Tall, gorgeous and sexy" - and still only a child. A new book aims to put girls straight about looking good, writes Natasha Hughes.
Think back to your school days when your hair was too flat or unblonde, your legs never quite brown or long enough and a pimple had the power to rule your every thought and movement for the length of time it reared its ugly head. Most of the time, teenage girls feel they look pretty hideous. The irony is that the rest of womanhood is frantically trying to look like teenagers: they're so fresh and firm.

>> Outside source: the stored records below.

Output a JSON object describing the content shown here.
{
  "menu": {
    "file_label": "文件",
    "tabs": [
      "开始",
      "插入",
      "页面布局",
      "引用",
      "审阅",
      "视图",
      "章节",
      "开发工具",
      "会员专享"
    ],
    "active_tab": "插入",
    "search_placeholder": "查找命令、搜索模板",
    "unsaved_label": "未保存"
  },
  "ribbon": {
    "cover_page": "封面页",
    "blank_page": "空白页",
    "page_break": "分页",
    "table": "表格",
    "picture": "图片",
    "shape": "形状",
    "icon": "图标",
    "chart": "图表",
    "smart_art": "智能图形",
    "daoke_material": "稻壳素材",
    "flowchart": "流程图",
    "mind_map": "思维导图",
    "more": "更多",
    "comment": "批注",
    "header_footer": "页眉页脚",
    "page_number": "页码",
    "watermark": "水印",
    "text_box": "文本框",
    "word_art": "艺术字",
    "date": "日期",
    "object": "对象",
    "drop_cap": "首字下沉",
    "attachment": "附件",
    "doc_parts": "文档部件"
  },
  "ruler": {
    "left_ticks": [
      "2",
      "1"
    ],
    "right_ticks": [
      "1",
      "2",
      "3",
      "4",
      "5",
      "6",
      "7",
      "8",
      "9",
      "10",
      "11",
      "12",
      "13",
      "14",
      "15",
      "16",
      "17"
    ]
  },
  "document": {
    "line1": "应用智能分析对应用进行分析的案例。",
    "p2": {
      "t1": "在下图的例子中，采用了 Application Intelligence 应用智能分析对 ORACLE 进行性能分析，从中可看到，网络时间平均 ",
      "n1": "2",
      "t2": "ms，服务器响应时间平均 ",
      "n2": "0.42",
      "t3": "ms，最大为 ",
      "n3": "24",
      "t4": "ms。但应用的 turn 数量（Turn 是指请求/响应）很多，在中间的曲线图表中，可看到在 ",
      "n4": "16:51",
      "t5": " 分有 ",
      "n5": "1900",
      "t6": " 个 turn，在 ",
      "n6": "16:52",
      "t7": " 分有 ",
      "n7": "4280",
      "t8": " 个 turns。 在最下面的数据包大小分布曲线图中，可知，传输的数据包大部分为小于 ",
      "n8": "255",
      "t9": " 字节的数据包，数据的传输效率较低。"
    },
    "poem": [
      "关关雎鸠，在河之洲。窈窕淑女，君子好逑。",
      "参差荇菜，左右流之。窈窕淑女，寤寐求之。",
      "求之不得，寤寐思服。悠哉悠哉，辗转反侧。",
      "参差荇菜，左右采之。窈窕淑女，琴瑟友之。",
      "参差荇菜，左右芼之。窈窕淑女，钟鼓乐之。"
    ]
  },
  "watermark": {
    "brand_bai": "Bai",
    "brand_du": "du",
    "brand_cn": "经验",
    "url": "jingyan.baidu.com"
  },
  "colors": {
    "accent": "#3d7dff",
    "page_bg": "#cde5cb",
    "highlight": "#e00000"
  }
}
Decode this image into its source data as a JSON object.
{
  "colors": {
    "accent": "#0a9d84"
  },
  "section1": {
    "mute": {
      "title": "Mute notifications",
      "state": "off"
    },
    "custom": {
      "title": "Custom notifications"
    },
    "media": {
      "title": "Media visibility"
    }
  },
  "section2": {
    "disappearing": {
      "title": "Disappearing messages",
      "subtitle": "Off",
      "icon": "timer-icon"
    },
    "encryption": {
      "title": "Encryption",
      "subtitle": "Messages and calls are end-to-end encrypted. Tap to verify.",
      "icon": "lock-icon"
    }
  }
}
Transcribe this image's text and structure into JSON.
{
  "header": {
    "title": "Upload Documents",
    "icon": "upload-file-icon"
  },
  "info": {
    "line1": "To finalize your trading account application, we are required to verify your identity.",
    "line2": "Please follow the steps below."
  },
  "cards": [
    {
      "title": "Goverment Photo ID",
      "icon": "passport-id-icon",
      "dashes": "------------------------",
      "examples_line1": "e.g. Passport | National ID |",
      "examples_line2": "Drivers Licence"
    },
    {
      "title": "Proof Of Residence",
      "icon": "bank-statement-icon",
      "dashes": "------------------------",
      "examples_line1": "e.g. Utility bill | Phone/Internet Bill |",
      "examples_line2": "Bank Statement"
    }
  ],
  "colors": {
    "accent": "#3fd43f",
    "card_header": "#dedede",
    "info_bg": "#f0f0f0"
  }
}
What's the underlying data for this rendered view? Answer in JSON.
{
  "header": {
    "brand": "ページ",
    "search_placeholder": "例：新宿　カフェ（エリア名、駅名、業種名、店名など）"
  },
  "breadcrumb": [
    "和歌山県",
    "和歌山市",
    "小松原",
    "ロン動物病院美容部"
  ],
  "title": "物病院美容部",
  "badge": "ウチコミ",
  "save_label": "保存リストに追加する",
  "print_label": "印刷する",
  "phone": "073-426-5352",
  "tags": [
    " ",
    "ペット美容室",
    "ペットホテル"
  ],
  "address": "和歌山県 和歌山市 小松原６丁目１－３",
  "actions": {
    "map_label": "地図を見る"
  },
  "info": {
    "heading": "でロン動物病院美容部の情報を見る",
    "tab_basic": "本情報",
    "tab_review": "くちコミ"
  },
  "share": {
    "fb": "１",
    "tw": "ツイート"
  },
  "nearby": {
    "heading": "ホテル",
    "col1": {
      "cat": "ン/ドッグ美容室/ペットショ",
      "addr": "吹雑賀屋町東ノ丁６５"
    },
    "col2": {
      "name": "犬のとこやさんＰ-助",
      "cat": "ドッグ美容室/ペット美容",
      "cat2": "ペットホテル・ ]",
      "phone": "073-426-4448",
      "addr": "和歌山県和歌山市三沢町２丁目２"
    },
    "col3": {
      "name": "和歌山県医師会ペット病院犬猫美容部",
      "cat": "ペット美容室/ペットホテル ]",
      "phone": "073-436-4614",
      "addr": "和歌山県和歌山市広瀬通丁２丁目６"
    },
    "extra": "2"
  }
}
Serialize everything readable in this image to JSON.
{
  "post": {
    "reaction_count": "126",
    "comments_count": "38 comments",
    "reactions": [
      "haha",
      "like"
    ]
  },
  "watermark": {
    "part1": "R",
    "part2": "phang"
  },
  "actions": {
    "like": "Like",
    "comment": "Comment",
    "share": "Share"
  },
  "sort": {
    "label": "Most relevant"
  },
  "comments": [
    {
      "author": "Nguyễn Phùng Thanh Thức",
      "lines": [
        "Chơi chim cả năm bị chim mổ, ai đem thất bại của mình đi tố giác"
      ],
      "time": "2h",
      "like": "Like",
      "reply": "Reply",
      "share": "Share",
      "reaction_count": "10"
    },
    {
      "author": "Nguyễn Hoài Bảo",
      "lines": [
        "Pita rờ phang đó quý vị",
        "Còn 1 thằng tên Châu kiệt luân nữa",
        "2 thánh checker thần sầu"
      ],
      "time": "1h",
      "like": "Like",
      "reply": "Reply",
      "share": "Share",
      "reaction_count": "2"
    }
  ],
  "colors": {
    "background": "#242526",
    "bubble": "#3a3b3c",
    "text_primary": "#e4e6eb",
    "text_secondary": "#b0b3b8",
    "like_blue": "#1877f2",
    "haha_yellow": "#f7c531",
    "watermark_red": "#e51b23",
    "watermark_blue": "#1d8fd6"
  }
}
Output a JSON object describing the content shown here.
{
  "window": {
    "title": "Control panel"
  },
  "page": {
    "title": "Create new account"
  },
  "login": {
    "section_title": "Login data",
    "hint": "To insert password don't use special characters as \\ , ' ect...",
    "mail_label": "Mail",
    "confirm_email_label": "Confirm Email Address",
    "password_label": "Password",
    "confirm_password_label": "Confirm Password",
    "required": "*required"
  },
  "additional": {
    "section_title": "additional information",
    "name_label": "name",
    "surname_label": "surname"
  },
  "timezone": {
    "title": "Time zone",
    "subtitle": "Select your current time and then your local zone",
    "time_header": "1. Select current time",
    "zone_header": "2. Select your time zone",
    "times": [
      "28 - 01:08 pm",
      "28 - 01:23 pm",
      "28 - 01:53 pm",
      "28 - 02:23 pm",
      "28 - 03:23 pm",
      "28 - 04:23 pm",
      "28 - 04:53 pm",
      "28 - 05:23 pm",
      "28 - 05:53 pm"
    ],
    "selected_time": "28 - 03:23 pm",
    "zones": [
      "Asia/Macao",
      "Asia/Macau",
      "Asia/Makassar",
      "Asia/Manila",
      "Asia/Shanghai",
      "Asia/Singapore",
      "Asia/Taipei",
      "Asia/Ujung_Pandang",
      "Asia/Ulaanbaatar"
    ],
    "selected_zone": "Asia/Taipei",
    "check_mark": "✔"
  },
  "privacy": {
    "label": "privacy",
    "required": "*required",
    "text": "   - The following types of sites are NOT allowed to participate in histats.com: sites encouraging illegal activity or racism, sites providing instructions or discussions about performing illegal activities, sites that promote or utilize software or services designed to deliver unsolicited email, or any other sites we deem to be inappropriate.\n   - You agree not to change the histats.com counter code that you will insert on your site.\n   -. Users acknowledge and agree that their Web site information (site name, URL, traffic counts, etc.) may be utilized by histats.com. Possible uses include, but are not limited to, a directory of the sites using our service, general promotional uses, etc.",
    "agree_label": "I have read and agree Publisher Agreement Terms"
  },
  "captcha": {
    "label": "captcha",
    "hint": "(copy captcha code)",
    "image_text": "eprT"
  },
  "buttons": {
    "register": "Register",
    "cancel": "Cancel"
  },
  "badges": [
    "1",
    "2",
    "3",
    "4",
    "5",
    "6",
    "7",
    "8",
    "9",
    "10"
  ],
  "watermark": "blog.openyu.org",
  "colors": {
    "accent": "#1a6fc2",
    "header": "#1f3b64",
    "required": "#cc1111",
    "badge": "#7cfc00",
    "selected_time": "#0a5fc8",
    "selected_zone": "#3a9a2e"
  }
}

But you can't tell them that. Teenage girls are obsessive about their looks. And they're getting a heavier message than we ever did. "They feel like they have to be tall, gorgeous and sexy at 11," says Melbourne writer and cartoonist Kaz Cooke. "They get hit by so many messages all saying, 'You're not good enough,' but, of course, they are. People do tend to dismiss the concerns of girls as trivial, but today they don't just need to be pretty, they need to be sexual. It's quite scary."
Cooke's book Girl Stuff (Viking, $39.95), is aimed, she says, at countering the hard-sell girls receive.
"The only information they really get about beauty comes from magazines, but I say, if you do what the magazines tell you to do, you'll spend $300 and look like a mad vampire. Have fun with it instead - play with make-up. If you want."
Cooke says magazines for girls suggest anything put on the face has to be corrective. "They list the 'eight essentials' when there are no essentials for teenagers except perhaps sunscreen and a lip balm. Most girls see advertising as a source of information. On TV they don't see anyone without make-up."
The book, which covers other issues such as work and friends, quotes from girls who responded to Cooke's website survey.
The book also takes a strong line that experienced make-up users may question. "Primer is invented simply to sell more make-up. A waste of time and money," writes Cooke. But we're not her target readership, though, as Cooke sees it, we'll be the ones buying it to give at Christmas.
Regardless of whether we do, teenage girls will continue to disregard facts such as smoking and sun exposure causing wrinkles. But, maybe at 30, they won't lament, as we feel we're entitled to, that "no one told me".